# FW Sailfin Molly in SW gave birth



## Dax (Sep 29, 2010)

Had an empty QT going so I thought of trying a FW fish in SW. I put in 1 male and 1 female pregnant Sailfin Molly a week and a half ago.
Here is the chronology:
- Drip acclimated them over 6 hours to 1.022
- Both fine and feeding. Hard to tell strange behaviour because it was inconsistent. Sometimes at top otherwise moving to all levels.
- Fourth day Male didn't make it. Looked fine in the morning.
- Started to lower salinity (1.020) just in case but female was doing fine.
- Planned to give away fish to FW tank but didn't work out.
- Today found 4 live fry in tank. One got sucked into canister filter as I was catching them to put in a breeder net.
- Looked in canister and found 25 more live. Only one didn't make it.
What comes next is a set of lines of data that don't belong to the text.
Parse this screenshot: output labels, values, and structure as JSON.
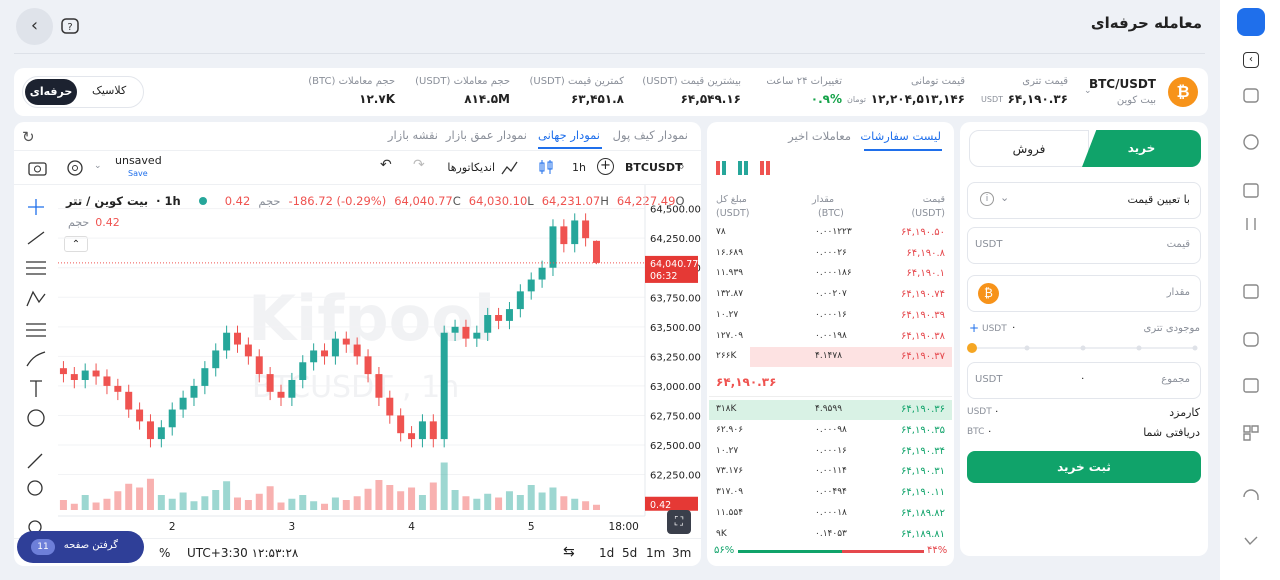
{
  "header": {
    "title": "معامله حرفه‌ای"
  },
  "ticker": {
    "pair": "BTC/USDT",
    "name": "بیت کوین",
    "stats": [
      {
        "label": "قیمت تتری",
        "value": "۶۴,۱۹۰.۳۶",
        "unit": "USDT"
      },
      {
        "label": "قیمت تومانی",
        "value": "۱۲,۲۰۴,۵۱۳,۱۴۶",
        "unit": "تومان"
      },
      {
        "label": "تغییرات ۲۴ ساعت",
        "value": "۰.۹%",
        "color": "#16a34a"
      },
      {
        "label": "بیشترین قیمت (USDT)",
        "value": "۶۴,۵۴۹.۱۶"
      },
      {
        "label": "کمترین قیمت (USDT)",
        "value": "۶۳,۴۵۱.۸"
      },
      {
        "label": "حجم معاملات (USDT)",
        "value": "۸۱۴.۵M"
      },
      {
        "label": "حجم معاملات (BTC)",
        "value": "۱۲.۷K"
      }
    ],
    "toggle": [
      "کلاسیک",
      "حرفه‌ای"
    ]
  },
  "chart": {
    "tabs": [
      "نمودار کیف پول",
      "نمودار جهانی",
      "نمودار عمق بازار",
      "نقشه بازار"
    ],
    "symbol": "BTCUSDT",
    "interval": "1h",
    "indicators": "اندیکاتورها",
    "layout": "unsaved",
    "save": "Save",
    "legend": {
      "title": "بیت کوین / تتر",
      "interval": "· 1h",
      "volume_key": "حجم",
      "volume": "0.42",
      "change": "-186.72 (-0.29%)",
      "ohlc": [
        {
          "key": "O",
          "value": "64,227.49"
        },
        {
          "key": "H",
          "value": "64,231.07"
        },
        {
          "key": "L",
          "value": "64,030.10"
        },
        {
          "key": "C",
          "value": "64,040.77"
        }
      ]
    },
    "watermark": [
      "Kifpool",
      "BTCUSDT , 1h"
    ],
    "last_price": "64,040.77",
    "countdown": "06:32",
    "periods": [
      "1d",
      "5d",
      "1m",
      "3m"
    ],
    "clock": "UTC+3:30 ۱۲:۵۳:۲۸",
    "percent": "%",
    "screenshot": "گرفتن صفحه",
    "badge": "11"
  },
  "chart_data": {
    "type": "candlestick",
    "ylim": [
      61950,
      64700
    ],
    "xlim": [
      -0.5,
      53
    ],
    "vlim": [
      0,
      6
    ],
    "yticks": [
      {
        "value": 64500,
        "label": "64,500.00"
      },
      {
        "value": 64250,
        "label": "64,250.00"
      },
      {
        "value": 64000,
        "label": "64,000.00"
      },
      {
        "value": 63750,
        "label": "63,750.00"
      },
      {
        "value": 63500,
        "label": "63,500.00"
      },
      {
        "value": 63250,
        "label": "63,250.00"
      },
      {
        "value": 63000,
        "label": "63,000.00"
      },
      {
        "value": 62750,
        "label": "62,750.00"
      },
      {
        "value": 62500,
        "label": "62,500.00"
      },
      {
        "value": 62250,
        "label": "62,250.00"
      }
    ],
    "xticks": [
      {
        "value": 10,
        "label": "2"
      },
      {
        "value": 21,
        "label": "3"
      },
      {
        "value": 32,
        "label": "4"
      },
      {
        "value": 43,
        "label": "5"
      },
      {
        "value": 51.5,
        "label": "18:00"
      }
    ],
    "up_color": "#26a69a",
    "down_color": "#ef5350",
    "grid": true,
    "open": [
      63150,
      63100,
      63050,
      63130,
      63080,
      63000,
      62950,
      62800,
      62700,
      62550,
      62650,
      62800,
      62900,
      63000,
      63150,
      63300,
      63450,
      63350,
      63250,
      63100,
      62950,
      62900,
      63050,
      63200,
      63300,
      63250,
      63400,
      63350,
      63250,
      63100,
      62900,
      62750,
      62600,
      62550,
      62700,
      62550,
      63450,
      63500,
      63400,
      63450,
      63600,
      63550,
      63650,
      63800,
      63900,
      64000,
      64350,
      64200,
      64400,
      64227.49
    ],
    "high": [
      63210,
      63160,
      63190,
      63190,
      63140,
      63060,
      63010,
      62860,
      62760,
      62710,
      62860,
      62960,
      63060,
      63210,
      63360,
      63510,
      63510,
      63410,
      63310,
      63160,
      63010,
      63110,
      63260,
      63360,
      63360,
      63460,
      63460,
      63410,
      63310,
      63160,
      62960,
      62810,
      62660,
      62760,
      62760,
      63510,
      63560,
      63560,
      63510,
      63660,
      63660,
      63710,
      63860,
      63960,
      64060,
      64410,
      64410,
      64460,
      64460,
      64231.07
    ],
    "low": [
      63030,
      62980,
      62980,
      63010,
      62930,
      62880,
      62730,
      62630,
      62480,
      62480,
      62580,
      62730,
      62830,
      62930,
      63080,
      63230,
      63280,
      63180,
      63030,
      62880,
      62830,
      62830,
      62980,
      63130,
      63180,
      63180,
      63280,
      63180,
      63030,
      62830,
      62680,
      62530,
      62480,
      62480,
      62480,
      62480,
      63380,
      63330,
      63330,
      63380,
      63480,
      63480,
      63580,
      63730,
      63830,
      63930,
      64130,
      64130,
      64180,
      64030.1
    ],
    "close": [
      63100,
      63050,
      63130,
      63080,
      63000,
      62950,
      62800,
      62700,
      62550,
      62650,
      62800,
      62900,
      63000,
      63150,
      63300,
      63450,
      63350,
      63250,
      63100,
      62950,
      62900,
      63050,
      63200,
      63300,
      63250,
      63400,
      63350,
      63250,
      63100,
      62900,
      62750,
      62600,
      62550,
      62700,
      62550,
      63450,
      63500,
      63400,
      63450,
      63600,
      63550,
      63650,
      63800,
      63900,
      64000,
      64350,
      64200,
      64400,
      64250,
      64040.77
    ],
    "volume": [
      0.8,
      0.5,
      1.2,
      0.6,
      0.9,
      1.5,
      2.1,
      1.8,
      2.5,
      1.2,
      0.9,
      1.4,
      0.7,
      1.1,
      1.6,
      2.3,
      1.0,
      0.8,
      1.3,
      1.9,
      0.6,
      0.9,
      1.2,
      0.7,
      0.5,
      1.0,
      0.8,
      1.1,
      1.7,
      2.4,
      2.0,
      1.5,
      1.8,
      1.2,
      2.2,
      3.8,
      1.6,
      1.1,
      0.9,
      1.3,
      1.0,
      1.5,
      1.2,
      2.0,
      1.4,
      1.8,
      1.1,
      0.9,
      0.7,
      0.42
    ]
  },
  "order_book": {
    "tabs": [
      "لیست سفارشات",
      "معاملات اخیر"
    ],
    "headers": [
      [
        "قیمت",
        "(USDT)"
      ],
      [
        "مقدار",
        "(BTC)"
      ],
      [
        "مبلغ کل",
        "(USDT)"
      ]
    ],
    "asks": [
      [
        "۶۴,۱۹۰.۵۰",
        "۰.۰۰۱۲۲۳",
        "۷۸"
      ],
      [
        "۶۴,۱۹۰.۸",
        "۰.۰۰۰۲۶",
        "۱۶.۶۸۹"
      ],
      [
        "۶۴,۱۹۰.۱",
        "۰.۰۰۰۱۸۶",
        "۱۱.۹۳۹"
      ],
      [
        "۶۴,۱۹۰.۷۴",
        "۰.۰۰۲۰۷",
        "۱۳۲.۸۷"
      ],
      [
        "۶۴,۱۹۰.۳۹",
        "۰.۰۰۰۱۶",
        "۱۰.۲۷"
      ],
      [
        "۶۴,۱۹۰.۳۸",
        "۰.۰۰۱۹۸",
        "۱۲۷.۰۹"
      ],
      [
        "۶۴,۱۹۰.۳۷",
        "۴.۱۴۷۸",
        "۲۶۶K"
      ]
    ],
    "mid": "۶۴,۱۹۰.۳۶",
    "bids": [
      [
        "۶۴,۱۹۰.۳۶",
        "۴.۹۵۹۹",
        "۳۱۸K"
      ],
      [
        "۶۴,۱۹۰.۳۵",
        "۰.۰۰۰۹۸",
        "۶۲.۹۰۶"
      ],
      [
        "۶۴,۱۹۰.۳۴",
        "۰.۰۰۰۱۶",
        "۱۰.۲۷"
      ],
      [
        "۶۴,۱۹۰.۳۱",
        "۰.۰۰۱۱۴",
        "۷۳.۱۷۶"
      ],
      [
        "۶۴,۱۹۰.۱۱",
        "۰.۰۰۴۹۴",
        "۳۱۷.۰۹"
      ],
      [
        "۶۴,۱۸۹.۸۲",
        "۰.۰۰۰۱۸",
        "۱۱.۵۵۴"
      ],
      [
        "۶۴,۱۸۹.۸۱",
        "۰.۱۴۰۵۳",
        "۹K"
      ]
    ],
    "ratio": {
      "values": [
        56,
        44
      ],
      "value_labels": [
        "۵۶%",
        "۴۴%"
      ]
    }
  },
  "trade": {
    "buy": "خرید",
    "sell": "فروش",
    "order_type": "با تعیین قیمت",
    "price": "قیمت",
    "amount": "مقدار",
    "total": "مجموع",
    "usdt": "USDT",
    "btc": "BTC",
    "zero": "۰",
    "plus": "+",
    "balance": "موجودی تتری",
    "fee": "کارمزد",
    "receive": "دریافتی شما",
    "submit": "ثبت خرید"
  }
}
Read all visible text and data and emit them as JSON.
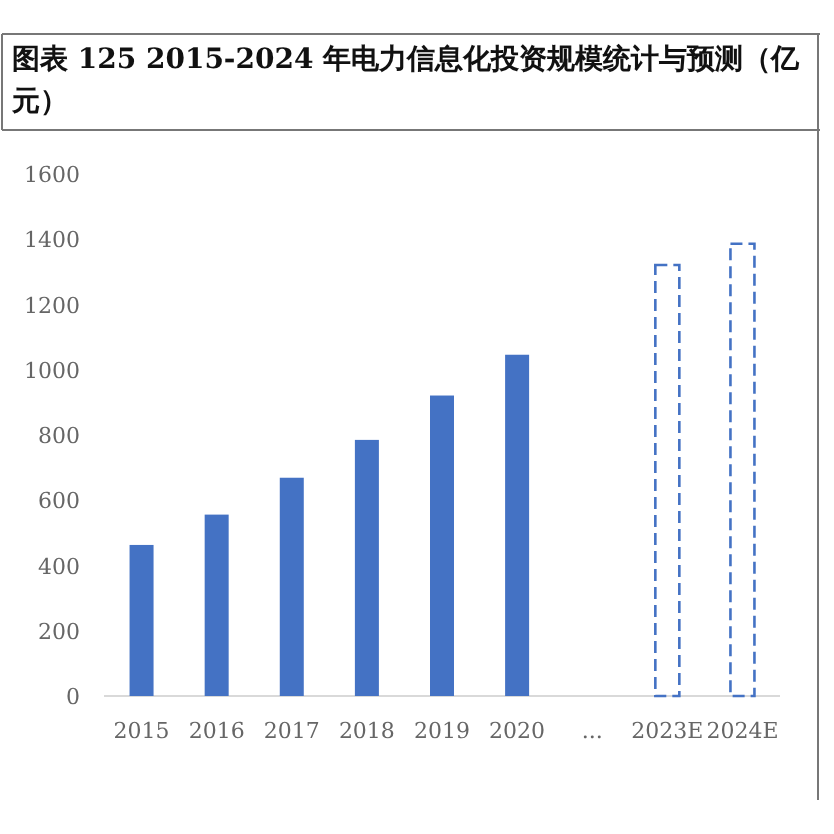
{
  "chart_data": {
    "type": "bar",
    "title": "图表 125 2015-2024  年电力信息化投资规模统计与预测（亿元）",
    "categories": [
      "2015",
      "2016",
      "2017",
      "2018",
      "2019",
      "2020",
      "...",
      "2023E",
      "2024E"
    ],
    "series": [
      {
        "color": "#4472c4",
        "line_style": "solid",
        "values": [
          463,
          556,
          669,
          785,
          921,
          1046,
          null,
          null,
          null
        ]
      },
      {
        "color": "#4472c4",
        "line_style": "dashed",
        "values": [
          null,
          null,
          null,
          null,
          null,
          null,
          null,
          1321,
          1386
        ]
      }
    ],
    "ylim": [
      0,
      1600
    ],
    "yticks": [
      0,
      200,
      400,
      600,
      800,
      1000,
      1200,
      1400,
      1600
    ]
  }
}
I wouldn't believe it if I didn't see it.

All ~30 fry in breeder, eating and swimming like healthy fish. Not sure what to do now but let's see what happens.

Salinity in tank is currently 1.023 and tank is at room temp ~23 deg C.

For those wanting to try FW to SW, this is just an affirmation that Mollies are possible.


----------



## cablemike (Jan 7, 2009)

Mollies are a brackish water fish to begin with. I had a pea puffer that was converted from brackish to full salt.


----------



## damsel_den (Oct 31, 2011)

Dax said:


> Not sure what to do now but let's see what happens.


I have a really cute frog fish who would love a snack


----------



## teemee (Aug 29, 2009)

I've heard of people keeping mollies in their sump to feed the fry to their tank.


----------



## Sunstar (Jul 29, 2008)

Maybe I should get a molly or something for my 10 gallon....


----------



## teemee (Aug 29, 2009)

Sunstar said:


> Maybe I should get a molly or something for my 10 gallon....


There are so many cool sw fish you can put in a 10g. Personally, I'd prefer a ywg, pygmy pink streaked wrasse, possum wrasse, clown goby, etc. to a molly, but to each his own.


----------



## Sunstar (Jul 29, 2008)

I want a clown goby... 
and really waht I want the most Is a Royal gramma.


----------



## damsel_den (Oct 31, 2011)

I agree with teemee! Its a waste of space in such a small tank, I'd go with a cool small sw fish !


----------



## bigfishy (Jun 19, 2009)

molly is good to clean off algae

I got a molly in my saltie tank


----------



## damsel_den (Oct 31, 2011)

Maybe its just me, but the space is so limited , expecially in a 10 gallon and there's just to many cool things that I just wouldn't put one in it just takes up room. 

Sent from my BlackBerry 9900 using Tapatalk


----------



## Dax (Sep 29, 2010)

teemee said:


> There are so many cool sw fish you can put in a 10g. Personally, I'd prefer a ywg, pygmy pink streaked wrasse, possum wrasse, clown goby, etc. to a molly, but to each his own.


After the Molly looked like I could add it to the main tank I was wondering what the heck I was doing when the whole point of SW was to add "cooler" stuff.


----------



## altcharacter (Jan 10, 2011)

bigfishy said:


> molly is good to clean off algae
> 
> I got a molly in my saltie tank


There are literally a thousand other kind of critters that are so much cooler to clean algae...although it's pretty cool to see a molly swimming past a clown.

P.S. Clown Goby's kick ass!!


----------